Why Children shouldn't get their Ears Pierced
In many cultures, girls get their ears pierced at an extremely young age, most often as an infant. While this practice may seem harmless, I think there’s something more to this tradition.
Let’s start with the obvious: babies can’t consent. They can’t tell us if they want holes punched—or more dramatically, mutilated—through their earlobes for the sake of aesthetics. With bodily autonomy being so important to us as a society, perhaps we should keep this in consideration even to children under their parents' care. Under this logic, making permanent alterations to a baby’s body for purely cosmetic reasons is wrong. Any sane adult would prevent another from tattooing their baby, and society should act the same for ear piercings.
Some might defend that babies won’t remember the pain of getting pierced, or that it’s a culturally significant tradition that should be kept. But just because a child won’t recall the experience doesn’t make it sound, especially since ear piercings are most often permanent alterations.
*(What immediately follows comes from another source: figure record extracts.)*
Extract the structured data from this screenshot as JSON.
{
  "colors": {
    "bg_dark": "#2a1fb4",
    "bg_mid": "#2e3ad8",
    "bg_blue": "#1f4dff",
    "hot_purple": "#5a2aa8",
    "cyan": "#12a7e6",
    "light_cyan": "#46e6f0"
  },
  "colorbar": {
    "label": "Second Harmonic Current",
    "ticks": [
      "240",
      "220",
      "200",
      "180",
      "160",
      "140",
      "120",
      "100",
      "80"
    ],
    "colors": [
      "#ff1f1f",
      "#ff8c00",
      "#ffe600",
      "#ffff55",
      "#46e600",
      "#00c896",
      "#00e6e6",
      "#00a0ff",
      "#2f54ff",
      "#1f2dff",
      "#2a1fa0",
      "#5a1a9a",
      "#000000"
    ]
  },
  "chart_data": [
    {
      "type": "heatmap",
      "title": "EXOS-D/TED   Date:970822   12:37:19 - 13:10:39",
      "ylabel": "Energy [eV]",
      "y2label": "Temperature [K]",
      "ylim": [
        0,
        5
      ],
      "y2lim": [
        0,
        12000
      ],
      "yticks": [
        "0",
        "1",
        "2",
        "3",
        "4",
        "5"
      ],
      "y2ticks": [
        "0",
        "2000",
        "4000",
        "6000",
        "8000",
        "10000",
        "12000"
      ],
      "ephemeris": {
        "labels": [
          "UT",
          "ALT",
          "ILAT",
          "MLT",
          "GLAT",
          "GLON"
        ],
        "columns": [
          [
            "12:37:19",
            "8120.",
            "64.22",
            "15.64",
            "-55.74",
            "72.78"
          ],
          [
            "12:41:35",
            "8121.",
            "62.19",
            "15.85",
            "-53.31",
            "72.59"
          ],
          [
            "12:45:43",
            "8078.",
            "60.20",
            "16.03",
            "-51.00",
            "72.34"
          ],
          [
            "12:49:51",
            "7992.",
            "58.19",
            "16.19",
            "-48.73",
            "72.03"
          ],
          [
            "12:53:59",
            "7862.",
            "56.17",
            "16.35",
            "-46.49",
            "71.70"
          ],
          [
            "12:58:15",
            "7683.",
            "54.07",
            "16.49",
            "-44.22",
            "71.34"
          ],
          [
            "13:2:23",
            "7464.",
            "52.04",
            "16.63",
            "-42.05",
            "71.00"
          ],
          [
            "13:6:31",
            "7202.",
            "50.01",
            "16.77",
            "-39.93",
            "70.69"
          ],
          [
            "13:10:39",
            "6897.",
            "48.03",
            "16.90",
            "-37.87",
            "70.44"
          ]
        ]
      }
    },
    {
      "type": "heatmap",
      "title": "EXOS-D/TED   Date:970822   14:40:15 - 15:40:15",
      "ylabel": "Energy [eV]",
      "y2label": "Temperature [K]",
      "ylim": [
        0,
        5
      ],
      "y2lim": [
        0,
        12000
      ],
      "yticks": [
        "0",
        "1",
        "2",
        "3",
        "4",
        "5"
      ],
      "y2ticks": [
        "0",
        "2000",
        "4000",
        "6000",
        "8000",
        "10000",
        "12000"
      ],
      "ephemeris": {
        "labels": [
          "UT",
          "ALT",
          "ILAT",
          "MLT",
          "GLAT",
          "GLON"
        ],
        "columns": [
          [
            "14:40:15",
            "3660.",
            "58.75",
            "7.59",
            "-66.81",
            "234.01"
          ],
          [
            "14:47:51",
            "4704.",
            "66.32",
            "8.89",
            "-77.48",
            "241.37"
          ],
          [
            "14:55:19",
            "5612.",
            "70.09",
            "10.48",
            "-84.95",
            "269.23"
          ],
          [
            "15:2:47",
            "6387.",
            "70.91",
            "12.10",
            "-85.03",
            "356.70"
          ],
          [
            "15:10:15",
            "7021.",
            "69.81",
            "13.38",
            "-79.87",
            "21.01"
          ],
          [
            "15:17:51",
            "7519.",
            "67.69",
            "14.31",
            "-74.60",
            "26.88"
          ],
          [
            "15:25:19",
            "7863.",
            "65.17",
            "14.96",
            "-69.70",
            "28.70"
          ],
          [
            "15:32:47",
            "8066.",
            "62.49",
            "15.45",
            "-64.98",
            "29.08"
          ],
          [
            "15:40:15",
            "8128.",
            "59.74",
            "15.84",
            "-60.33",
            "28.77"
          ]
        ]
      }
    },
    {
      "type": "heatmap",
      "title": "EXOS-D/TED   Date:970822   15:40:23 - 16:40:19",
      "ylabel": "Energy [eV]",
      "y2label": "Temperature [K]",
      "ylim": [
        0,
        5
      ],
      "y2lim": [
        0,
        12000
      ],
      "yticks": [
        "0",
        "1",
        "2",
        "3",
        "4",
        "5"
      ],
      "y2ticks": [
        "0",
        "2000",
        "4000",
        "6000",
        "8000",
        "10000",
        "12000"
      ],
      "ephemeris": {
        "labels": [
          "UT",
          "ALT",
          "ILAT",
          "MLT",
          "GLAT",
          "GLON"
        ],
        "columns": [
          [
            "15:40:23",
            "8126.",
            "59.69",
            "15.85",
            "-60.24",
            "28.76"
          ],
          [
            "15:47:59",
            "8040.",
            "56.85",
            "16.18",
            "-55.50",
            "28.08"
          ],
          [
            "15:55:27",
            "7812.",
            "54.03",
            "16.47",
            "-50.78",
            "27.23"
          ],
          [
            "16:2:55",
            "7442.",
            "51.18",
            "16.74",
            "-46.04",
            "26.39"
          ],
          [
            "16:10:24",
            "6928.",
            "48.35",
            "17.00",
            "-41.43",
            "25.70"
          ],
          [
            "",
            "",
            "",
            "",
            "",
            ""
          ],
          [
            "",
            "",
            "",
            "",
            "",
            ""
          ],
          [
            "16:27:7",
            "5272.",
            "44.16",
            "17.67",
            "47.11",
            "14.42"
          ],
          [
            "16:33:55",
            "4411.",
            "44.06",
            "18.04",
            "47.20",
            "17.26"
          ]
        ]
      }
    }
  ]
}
And while I respect traditional practices and understand how it may be important to a culture, I think it’s important to not that tradition should be open to scrutiny and revision, and that some practices belong in antiquity, not in modern times.
Past the ethical debate of consent, the long-term aesthetic results of infant piercings should also be discussed. As a tiny baby grows into a full-fledged adult, their piercings inevitably end up lopsided or misplaced. What may look perfectly centered on a 6-month-old’s earlobe might be noticeably off-center on an adult. With piercing holes becoming permanent after a few years, it’s extremely difficult, time-taking and painful to revise asymmetrical piercings.
As someone who got their ears pierced as a consenting 15-year-old, my two cents on this issue is that infant piercings are not worse the aesthetic and health risks, as well as the ethical implications involved. While I’ve heard some describe infant piercings as an act of love, of preventing the child from incurring the same pain in the future, I think this logic is absolutely poppycock. When I got my ears pierced, I got a dollop of numbing cream on my ears, and barely felt a thing when the needle punctured my earlobe. With no lingering mental issues from the pain of being pierced, I am convinced that piercings of any kind should be left to the future autonomous decisions of the child.
So let’s wait. Let children decide for themselves, especially when they’re old enough to understand and consent to the procedure, and what impacts it may have in the long-run. Not only is it more ethical, it’ll likely result in more symmetrical piercings that they’ll be happy with. And to the final defendants of childhood ear piercings I have one thing to say: Clip. On. Earrings. They achieve the same aesthetic effects with none of the damages. Try looking into them instead of buying a piercing gun.